O que disse a crítica 1: Lucas Oliveira do site Cinematório avaliou com 3,5 estrelas, ou seja, muito bom. Disse: "Coogler parece preso demais a clichês ultrapassados do gênero, construindo homens misóginos e mulheres lascivas que soam anacrônicos às outras discussões tão contemporâneas que o filme levanta. Quando se liberta dos estereótipos do blaxploitation [contração das palavras black (negro) e exploitation (exploração), designa um filão de filmes destinados às plateias negras urbanas, no início dos anos 1970], então, o cineasta consegue conceber momentos muito mais multifacetados e criativos".
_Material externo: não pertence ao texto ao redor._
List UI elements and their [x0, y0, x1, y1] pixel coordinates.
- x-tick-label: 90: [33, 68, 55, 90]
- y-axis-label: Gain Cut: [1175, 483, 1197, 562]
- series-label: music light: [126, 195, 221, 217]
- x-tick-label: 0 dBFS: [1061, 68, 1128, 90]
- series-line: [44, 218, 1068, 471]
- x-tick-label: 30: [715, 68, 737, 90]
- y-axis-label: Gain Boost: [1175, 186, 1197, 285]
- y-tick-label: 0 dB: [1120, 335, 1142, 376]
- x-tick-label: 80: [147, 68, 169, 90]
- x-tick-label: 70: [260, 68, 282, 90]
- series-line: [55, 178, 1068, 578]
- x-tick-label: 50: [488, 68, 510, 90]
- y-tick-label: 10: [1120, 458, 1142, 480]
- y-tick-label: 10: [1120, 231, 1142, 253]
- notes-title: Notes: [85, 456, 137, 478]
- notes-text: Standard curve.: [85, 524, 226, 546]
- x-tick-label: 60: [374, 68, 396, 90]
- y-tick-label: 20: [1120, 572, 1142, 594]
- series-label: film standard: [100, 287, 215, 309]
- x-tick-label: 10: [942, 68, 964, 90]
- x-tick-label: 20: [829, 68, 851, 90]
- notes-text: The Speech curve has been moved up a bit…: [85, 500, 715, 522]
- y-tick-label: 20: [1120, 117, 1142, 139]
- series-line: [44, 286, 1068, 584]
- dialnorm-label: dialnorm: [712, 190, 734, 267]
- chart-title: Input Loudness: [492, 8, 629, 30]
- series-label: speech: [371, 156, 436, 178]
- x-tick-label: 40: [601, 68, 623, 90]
O que disse a crítica 2: André Zuliani do site Omelete avaliou com 5 estrelas, ou seja, obra-prima. Escreveu: "'Pecadores' poderia ser descrito como dois filmes diferentes dentro de um único produto - e Coogler peca por isso, já que todo o arco dos vampiros parece deslocado, quase uma sombra do ótimo filme ambicioso sobre blues, racismo e misticismo que acompanhamos no início. Mas o diretor sabiamente reconecta os pontos no final, nos lembrando que 'Pecadores', acima de tudo, nos mostra como a música pode servir como um canal vivo para toda a dor e o prazer que unem um povo ao longo dos séculos. Em momentos como esse, o diretor afirma que os filmes, assim como as canções, ainda são capazes de crescer e nos atingir com o mesmo poder".
O que eu achei: Ambientado em Clarksville, no estado da Louisiana dos anos 1930, "Pecadores" (2025) é um mergulho poético e vigoroso na alma da música negra norte-americana. Ryan Coogler cria uma fábula poderosa que combina realismo histórico e imaginação sobrenatural, unindo o peso da segregação racial ao mito dos vampiros, numa metáfora contundente dos brancos que primeiro se apoderaram da força física dos negros e, depois, da sua cultura. Essa junção entre o mundo real e o fantástico é conduzida com precisão, revelando um diretor que sabe o que está fazendo. O filme é sobre o blues, mas não só sobre ele. Coogler transmite sua mensagem sem ser panfletário. Cada cena carrega emoção e peso simbólico, mas também uma musicalidade interna que faz o filme vibrar como uma canção de dor e redenção. A fotografia quente e granulada evoca o sul profundo dos Estados Unidos, enquanto o elenco oferece performances intensas. A trilha sonora de Ludwig Göransson é ótima, ainda que se possa lamentar que não tenha sido composta por um músico negro, algo que talvez reforçasse o sentido de pertencimento e herança cultural que o filme celebra. Ainda assim, há momentos de pura genialidade, como a cena em que passado, presente e futuro da música negra se encontram em um transe visual e sonoro de rara beleza. "Pecadores" é, assim, uma obra de grande força simbólica e estética, uma das mais inspiradas sínteses entre história, mito e música já vistas no cinema contemporâneo. Um forte candidato ao Oscar. Atenção à cena final que mostra o personagem Sammy já adulto, ele é interpretado pelo importante guitarrista e cantor norte-americano de blues e rock George "Buddy" Guy nascido em 1936 na Louisiana, conhecido por servir de inspiração para Jimi Hendrix e outras lendas dos anos 1960. Super recomendo.